Task Effort Depends on Impact
IQ sample capture pipeline 8 weeks GNU Radio integration Signal analysis capability
TorchSig signal classification 4 weeks IQ pipeline Automated modulation ID
Predictive maintenance models 4 weeks 6+ months telemetry Proactive maintenance
WebRTC waterfall streaming 4 weeks IQ pipeline Live signal monitoring
Full-catalog SSA integration 3 weeks dSGP4 batch backend Conjunction screening

Technology Decision Matrix

Decision Current Recommended When Risk
Propagation Skyfield (serial) Skyfield + dSGP4 (batch) v0.5 Medium: PyTorch dependency size
Browser MQTT Paho JS 1.0.1 MQTT.js v0.4 Low: drop-in replacement
Broker protocol MQTT 3.1.1 MQTT 5.0 v0.4 Low: Mosquitto already supports it
Scheduling Manual Greedy, then OR-Tools CP-SAT v0.4, v0.5 Medium: constraint model design
3D visualization None CesiumJS (opt-in) v0.5 Low: additive, not replacement
Frontend Jinja2 + inline JS ES modules, then HTMX/Svelte v0.4, v0.6 Medium: migration effort
Edge agent Python threads Async Python, then Rust v0.4, v0.6 High: Rust contributor availability
Telemetry storage Ephemeral MQTT TimescaleDB v0.5 Low: PostgreSQL extension
Messaging backbone Mosquitto MQTT Stay MQTT 5.0; evaluate NATS later v0.4, v0.7 Low: incremental upgrade

Guiding Principles

  1. Incremental migration over big rewrites. Every phase must leave the system deployable and functional. No "dark periods" where the dashboard is half-Svelte, half-Jinja2 without a working state.

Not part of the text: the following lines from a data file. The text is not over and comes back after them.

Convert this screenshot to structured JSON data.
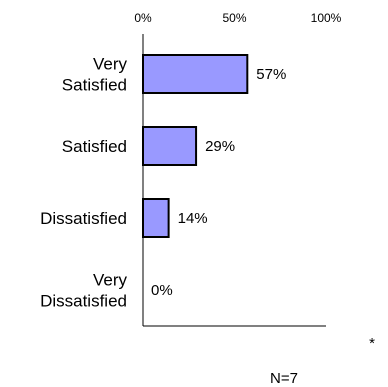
{
  "chart_data": {
    "type": "bar",
    "orientation": "horizontal",
    "categories": [
      [
        "Very",
        "Satisfied"
      ],
      [
        "Satisfied"
      ],
      [
        "Dissatisfied"
      ],
      [
        "Very",
        "Dissatisfied"
      ]
    ],
    "values": [
      57,
      29,
      14,
      0
    ],
    "value_labels": [
      "57%",
      "29%",
      "14%",
      "0%"
    ],
    "x_ticks": [
      0,
      50,
      100
    ],
    "x_tick_labels": [
      "0%",
      "50%",
      "100%"
    ],
    "xlim": [
      0,
      100
    ],
    "axis_position": "top",
    "grid": false,
    "bar_color": "#9999ff",
    "bar_edge_color": "#000000",
    "footnote": "N=7",
    "marker": "*"
  }
}
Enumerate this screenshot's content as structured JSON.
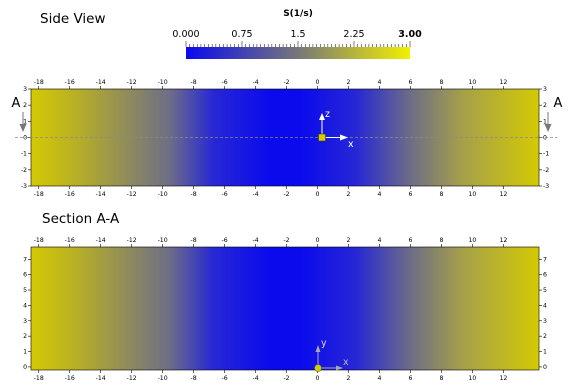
{
  "colorbar": {
    "title": "S(1/s)",
    "labels": [
      "0.000",
      "0.75",
      "1.5",
      "2.25",
      "3.00"
    ],
    "min": 0,
    "max": 3,
    "colors": {
      "low": "#0a0aed",
      "mid": "#777779",
      "high": "#d6cc00"
    }
  },
  "side_view": {
    "title": "Side View",
    "x_ticks": [
      "-18",
      "-16",
      "-14",
      "-12",
      "-10",
      "-8",
      "-6",
      "-4",
      "-2",
      "0",
      "2",
      "4",
      "6",
      "8",
      "10",
      "12"
    ],
    "y_ticks": [
      "3",
      "2",
      "1",
      "0",
      "-1",
      "-2",
      "-3"
    ],
    "x_range": [
      -18.5,
      14.3
    ],
    "y_range": [
      -3,
      3
    ],
    "section_marker_left": "A",
    "section_marker_right": "A",
    "axis_labels": {
      "vertical": "z",
      "horizontal": "x"
    }
  },
  "section_aa": {
    "title": "Section A-A",
    "x_ticks": [
      "-18",
      "-16",
      "-14",
      "-12",
      "-10",
      "-8",
      "-6",
      "-4",
      "-2",
      "0",
      "2",
      "4",
      "6",
      "8",
      "10",
      "12"
    ],
    "y_ticks": [
      "7",
      "6",
      "5",
      "4",
      "3",
      "2",
      "1",
      "0"
    ],
    "x_range": [
      -18.5,
      14.3
    ],
    "y_range": [
      -0.2,
      7.8
    ],
    "axis_labels": {
      "vertical": "y",
      "horizontal": "x"
    }
  }
}
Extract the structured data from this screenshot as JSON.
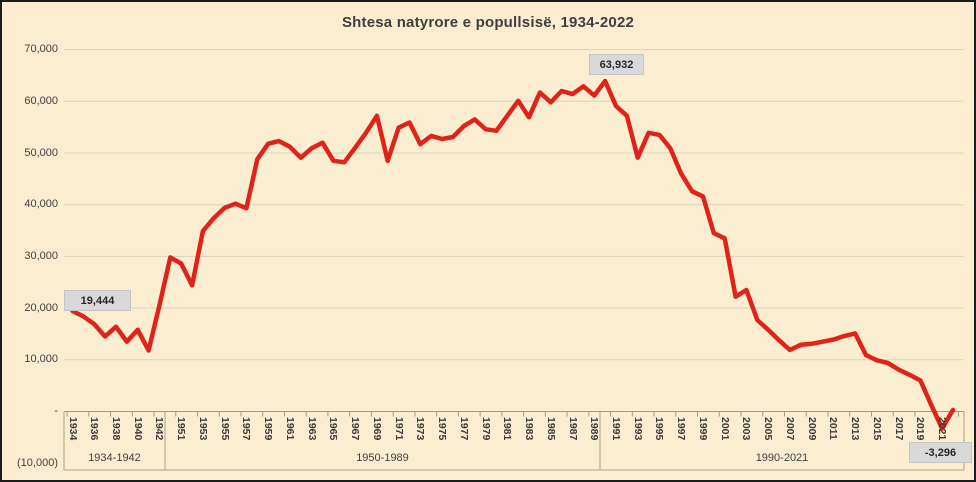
{
  "title": "Shtesa natyrore e popullsisë, 1934-2022",
  "y_axis": {
    "tick_labels": [
      "70,000",
      "60,000",
      "50,000",
      "40,000",
      "30,000",
      "20,000",
      "10,000",
      "-",
      "(10,000)"
    ],
    "tick_values": [
      70000,
      60000,
      50000,
      40000,
      30000,
      20000,
      10000,
      0,
      -10000
    ]
  },
  "x_axis": {
    "group_labels": [
      "1934-1942",
      "1950-1989",
      "1990-2021"
    ]
  },
  "annotations": {
    "first_value": "19,444",
    "max_value": "63,932",
    "min_value": "-3,296"
  },
  "colors": {
    "background": "#FBEED0",
    "line": "#E0231A",
    "grid": "#DCD1BC",
    "axis": "#9a9a9a",
    "band": "#ad9f85",
    "text": "#404040",
    "label_box": "#D9D9D9"
  },
  "chart_data": {
    "type": "line",
    "title": "Shtesa natyrore e popullsisë, 1934-2022",
    "xlabel": "",
    "ylabel": "",
    "ylim": [
      -10000,
      70000
    ],
    "grid": true,
    "legend": false,
    "x": [
      1934,
      1935,
      1936,
      1937,
      1938,
      1939,
      1940,
      1941,
      1942,
      1950,
      1951,
      1952,
      1953,
      1954,
      1955,
      1956,
      1957,
      1958,
      1959,
      1960,
      1961,
      1962,
      1963,
      1964,
      1965,
      1966,
      1967,
      1968,
      1969,
      1970,
      1971,
      1972,
      1973,
      1974,
      1975,
      1976,
      1977,
      1978,
      1979,
      1980,
      1981,
      1982,
      1983,
      1984,
      1985,
      1986,
      1987,
      1988,
      1989,
      1990,
      1991,
      1992,
      1993,
      1994,
      1995,
      1996,
      1997,
      1998,
      1999,
      2000,
      2001,
      2002,
      2003,
      2004,
      2005,
      2006,
      2007,
      2008,
      2009,
      2010,
      2011,
      2012,
      2013,
      2014,
      2015,
      2016,
      2017,
      2018,
      2019,
      2020,
      2021,
      2022
    ],
    "series": [
      {
        "name": "Shtesa natyrore e popullsisë",
        "values": [
          19444,
          18400,
          16900,
          14500,
          16400,
          13500,
          15800,
          11800,
          20600,
          29800,
          28600,
          24400,
          34900,
          37400,
          39400,
          40200,
          39300,
          48800,
          51800,
          52300,
          51200,
          49100,
          50900,
          52000,
          48500,
          48200,
          51000,
          53900,
          57200,
          48500,
          54900,
          55900,
          51700,
          53300,
          52700,
          53100,
          55200,
          56500,
          54600,
          54300,
          57200,
          60100,
          56900,
          61700,
          59800,
          62000,
          61400,
          62900,
          61100,
          63932,
          59100,
          57200,
          49100,
          53900,
          53500,
          50900,
          46000,
          42600,
          41600,
          34500,
          33500,
          22200,
          23500,
          17700,
          15800,
          13800,
          11900,
          12900,
          13100,
          13500,
          13900,
          14600,
          15100,
          10900,
          9900,
          9400,
          8100,
          7100,
          6000,
          1300,
          -3296,
          300
        ]
      }
    ],
    "annotated_points": [
      {
        "x": 1934,
        "label": "19,444"
      },
      {
        "x": 1990,
        "label": "63,932"
      },
      {
        "x": 2021,
        "label": "-3,296"
      }
    ]
  }
}
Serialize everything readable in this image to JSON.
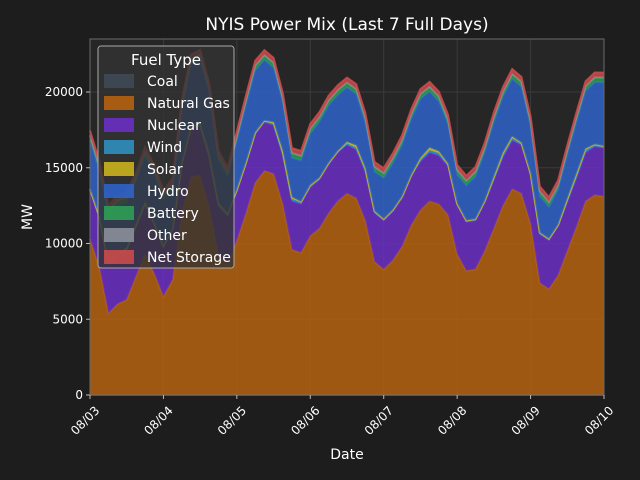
{
  "chart_data": {
    "type": "area",
    "stacked": true,
    "title": "NYIS Power Mix (Last 7 Full Days)",
    "xlabel": "Date",
    "ylabel": "MW",
    "ylim": [
      0,
      23500
    ],
    "yticks": [
      0,
      5000,
      10000,
      15000,
      20000
    ],
    "xlim": [
      0,
      7
    ],
    "xtick_labels": [
      "08/03",
      "08/04",
      "08/05",
      "08/06",
      "08/07",
      "08/08",
      "08/09",
      "08/10"
    ],
    "grid": true,
    "legend": {
      "title": "Fuel Type",
      "placement": "top-left"
    },
    "colors": {
      "background": "#1d1d1d",
      "plot_background": "#262626",
      "text": "#ffffff",
      "axis": "#6b6b6b"
    },
    "x": [
      0,
      0.125,
      0.25,
      0.375,
      0.5,
      0.625,
      0.75,
      0.875,
      1,
      1.125,
      1.25,
      1.375,
      1.5,
      1.625,
      1.75,
      1.875,
      2,
      2.125,
      2.25,
      2.375,
      2.5,
      2.625,
      2.75,
      2.875,
      3,
      3.125,
      3.25,
      3.375,
      3.5,
      3.625,
      3.75,
      3.875,
      4,
      4.125,
      4.25,
      4.375,
      4.5,
      4.625,
      4.75,
      4.875,
      5,
      5.125,
      5.25,
      5.375,
      5.5,
      5.625,
      5.75,
      5.875,
      6,
      6.125,
      6.25,
      6.375,
      6.5,
      6.625,
      6.75,
      6.875,
      7
    ],
    "series": [
      {
        "name": "Coal",
        "color": "#3f4a57",
        "values": [
          0,
          0,
          0,
          0,
          0,
          0,
          0,
          0,
          0,
          0,
          0,
          0,
          0,
          0,
          0,
          0,
          0,
          0,
          0,
          0,
          0,
          0,
          0,
          0,
          0,
          0,
          0,
          0,
          0,
          0,
          0,
          0,
          0,
          0,
          0,
          0,
          0,
          0,
          0,
          0,
          0,
          0,
          0,
          0,
          0,
          0,
          0,
          0,
          0,
          0,
          0,
          0,
          0,
          0,
          0,
          0,
          0
        ]
      },
      {
        "name": "Natural Gas",
        "color": "#b5620f",
        "values": [
          10300,
          8500,
          5400,
          6000,
          6300,
          7800,
          9300,
          8000,
          6500,
          7600,
          12000,
          14400,
          14500,
          12400,
          9200,
          8600,
          10200,
          12000,
          14000,
          14800,
          14600,
          12600,
          9600,
          9400,
          10500,
          11000,
          12000,
          12800,
          13300,
          13000,
          11500,
          8800,
          8300,
          8900,
          9800,
          11200,
          12200,
          12800,
          12600,
          11900,
          9300,
          8200,
          8300,
          9500,
          11000,
          12500,
          13600,
          13300,
          11300,
          7400,
          7000,
          7900,
          9500,
          11100,
          12800,
          13200,
          13100
        ]
      },
      {
        "name": "Nuclear",
        "color": "#6a2fc4",
        "values": [
          3200,
          3200,
          3200,
          3200,
          3200,
          3200,
          3200,
          3200,
          3200,
          3200,
          3200,
          3200,
          3200,
          3200,
          3200,
          3200,
          3200,
          3200,
          3200,
          3200,
          3200,
          3200,
          3200,
          3200,
          3200,
          3200,
          3200,
          3200,
          3200,
          3200,
          3200,
          3200,
          3200,
          3200,
          3200,
          3200,
          3200,
          3200,
          3200,
          3200,
          3200,
          3200,
          3200,
          3200,
          3200,
          3200,
          3200,
          3200,
          3200,
          3200,
          3200,
          3200,
          3200,
          3200,
          3200,
          3200,
          3200
        ]
      },
      {
        "name": "Wind",
        "color": "#2f8fbf",
        "values": [
          100,
          120,
          150,
          130,
          110,
          100,
          120,
          140,
          160,
          150,
          130,
          120,
          110,
          130,
          150,
          170,
          160,
          140,
          120,
          110,
          100,
          120,
          140,
          160,
          150,
          130,
          110,
          100,
          110,
          130,
          150,
          140,
          120,
          110,
          100,
          120,
          130,
          150,
          170,
          160,
          140,
          120,
          110,
          100,
          120,
          140,
          160,
          150,
          130,
          120,
          110,
          130,
          150,
          170,
          160,
          140,
          130
        ]
      },
      {
        "name": "Solar",
        "color": "#c9b31d",
        "values": [
          0,
          0,
          0,
          0,
          100,
          150,
          100,
          0,
          0,
          0,
          0,
          0,
          120,
          180,
          120,
          0,
          0,
          0,
          0,
          0,
          100,
          160,
          110,
          0,
          0,
          0,
          0,
          0,
          90,
          140,
          100,
          0,
          0,
          0,
          0,
          0,
          110,
          170,
          110,
          0,
          0,
          0,
          0,
          0,
          100,
          150,
          100,
          0,
          0,
          0,
          0,
          0,
          90,
          140,
          100,
          0,
          0
        ]
      },
      {
        "name": "Hydro",
        "color": "#2f63c9",
        "values": [
          3200,
          3000,
          3100,
          3200,
          3000,
          2800,
          3000,
          3200,
          3000,
          2700,
          3500,
          4100,
          4200,
          4000,
          2800,
          2400,
          3200,
          3800,
          4100,
          4000,
          3600,
          3200,
          2600,
          2700,
          3400,
          3700,
          3800,
          3700,
          3600,
          3400,
          3000,
          2600,
          2700,
          3100,
          3400,
          3700,
          3900,
          3700,
          3300,
          2600,
          1900,
          2300,
          2800,
          3200,
          3600,
          3700,
          3800,
          3700,
          3100,
          2400,
          2100,
          2300,
          2900,
          3400,
          3800,
          4100,
          4200
        ]
      },
      {
        "name": "Battery",
        "color": "#2e9e54",
        "values": [
          300,
          300,
          300,
          300,
          300,
          300,
          300,
          300,
          300,
          300,
          300,
          300,
          300,
          300,
          300,
          300,
          300,
          300,
          300,
          300,
          300,
          300,
          300,
          300,
          300,
          300,
          300,
          300,
          300,
          300,
          300,
          300,
          300,
          300,
          300,
          300,
          300,
          300,
          300,
          300,
          300,
          300,
          300,
          300,
          300,
          300,
          300,
          300,
          300,
          300,
          300,
          300,
          300,
          300,
          300,
          300,
          300
        ]
      },
      {
        "name": "Other",
        "color": "#8a8f9a",
        "values": [
          50,
          50,
          50,
          50,
          50,
          50,
          50,
          50,
          50,
          50,
          50,
          50,
          50,
          50,
          50,
          50,
          50,
          50,
          50,
          50,
          50,
          50,
          50,
          50,
          50,
          50,
          50,
          50,
          50,
          50,
          50,
          50,
          50,
          50,
          50,
          50,
          50,
          50,
          50,
          50,
          50,
          50,
          50,
          50,
          50,
          50,
          50,
          50,
          50,
          50,
          50,
          50,
          50,
          50,
          50,
          50,
          50
        ]
      },
      {
        "name": "Net Storage",
        "color": "#c94b4b",
        "values": [
          300,
          300,
          300,
          300,
          300,
          300,
          300,
          300,
          300,
          300,
          300,
          300,
          300,
          300,
          300,
          300,
          300,
          300,
          300,
          300,
          300,
          300,
          300,
          300,
          300,
          300,
          300,
          300,
          300,
          300,
          300,
          300,
          300,
          300,
          300,
          300,
          300,
          300,
          300,
          300,
          300,
          300,
          300,
          300,
          300,
          300,
          300,
          300,
          300,
          300,
          300,
          300,
          300,
          300,
          300,
          300,
          300
        ]
      }
    ]
  }
}
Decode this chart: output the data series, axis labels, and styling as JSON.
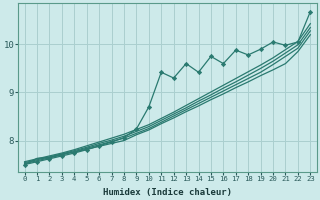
{
  "title": "",
  "xlabel": "Humidex (Indice chaleur)",
  "ylabel": "",
  "bg_color": "#cdeaea",
  "grid_color": "#aacfcf",
  "line_color": "#2a7a70",
  "xlim": [
    -0.5,
    23.5
  ],
  "ylim": [
    7.35,
    10.85
  ],
  "yticks": [
    8,
    9,
    10
  ],
  "xticks": [
    0,
    1,
    2,
    3,
    4,
    5,
    6,
    7,
    8,
    9,
    10,
    11,
    12,
    13,
    14,
    15,
    16,
    17,
    18,
    19,
    20,
    21,
    22,
    23
  ],
  "series_smooth": [
    [
      7.5,
      7.63,
      7.65,
      7.72,
      7.76,
      7.82,
      7.88,
      7.94,
      8.0,
      8.12,
      8.22,
      8.35,
      8.47,
      8.6,
      8.72,
      8.85,
      8.97,
      9.1,
      9.22,
      9.35,
      9.47,
      9.6,
      9.85,
      10.2
    ],
    [
      7.52,
      7.58,
      7.64,
      7.7,
      7.77,
      7.84,
      7.91,
      7.98,
      8.05,
      8.15,
      8.25,
      8.38,
      8.51,
      8.64,
      8.77,
      8.9,
      9.03,
      9.16,
      9.29,
      9.42,
      9.58,
      9.75,
      9.92,
      10.28
    ],
    [
      7.54,
      7.6,
      7.66,
      7.72,
      7.79,
      7.86,
      7.94,
      8.01,
      8.09,
      8.19,
      8.29,
      8.42,
      8.55,
      8.68,
      8.82,
      8.95,
      9.09,
      9.22,
      9.36,
      9.5,
      9.65,
      9.82,
      9.99,
      10.35
    ],
    [
      7.56,
      7.62,
      7.68,
      7.74,
      7.81,
      7.89,
      7.97,
      8.05,
      8.13,
      8.23,
      8.33,
      8.46,
      8.59,
      8.73,
      8.87,
      9.01,
      9.15,
      9.29,
      9.43,
      9.57,
      9.72,
      9.89,
      10.06,
      10.43
    ]
  ],
  "series_marker": [
    7.5,
    7.56,
    7.62,
    7.68,
    7.74,
    7.81,
    7.89,
    7.97,
    8.06,
    8.24,
    8.7,
    9.42,
    9.3,
    9.6,
    9.42,
    9.75,
    9.6,
    9.88,
    9.78,
    9.9,
    10.05,
    9.98,
    10.05,
    10.68
  ]
}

  2. Optimize the bottleneck, not the framework. Batch propagation and automated scheduling deliver more user value than a frontend rewrite. Prioritize compute and operations over aesthetics.

  3. SatNOGS ecosystem alignment. TALOS exists within the Libre Space ecosystem. Technology choices (MQTT over NATS, Python over Go, open data formats) should maintain interoperability with SatNOGS Network, DB, and community tools.

  4. Measure before migrating. Before adopting dSGP4, Rust agents, or NATS, run benchmarks against the current stack with realistic workloads (50 stations, 200 satellites, 24-hour horizon). Migrate only when the measured bottleneck justifies the complexity.

  5. Contributor accessibility. Libre Space is a volunteer-driven community. Prefer technologies with broad adoption (Python, TypeScript, PostgreSQL) over niche tools that limit the contributor pool.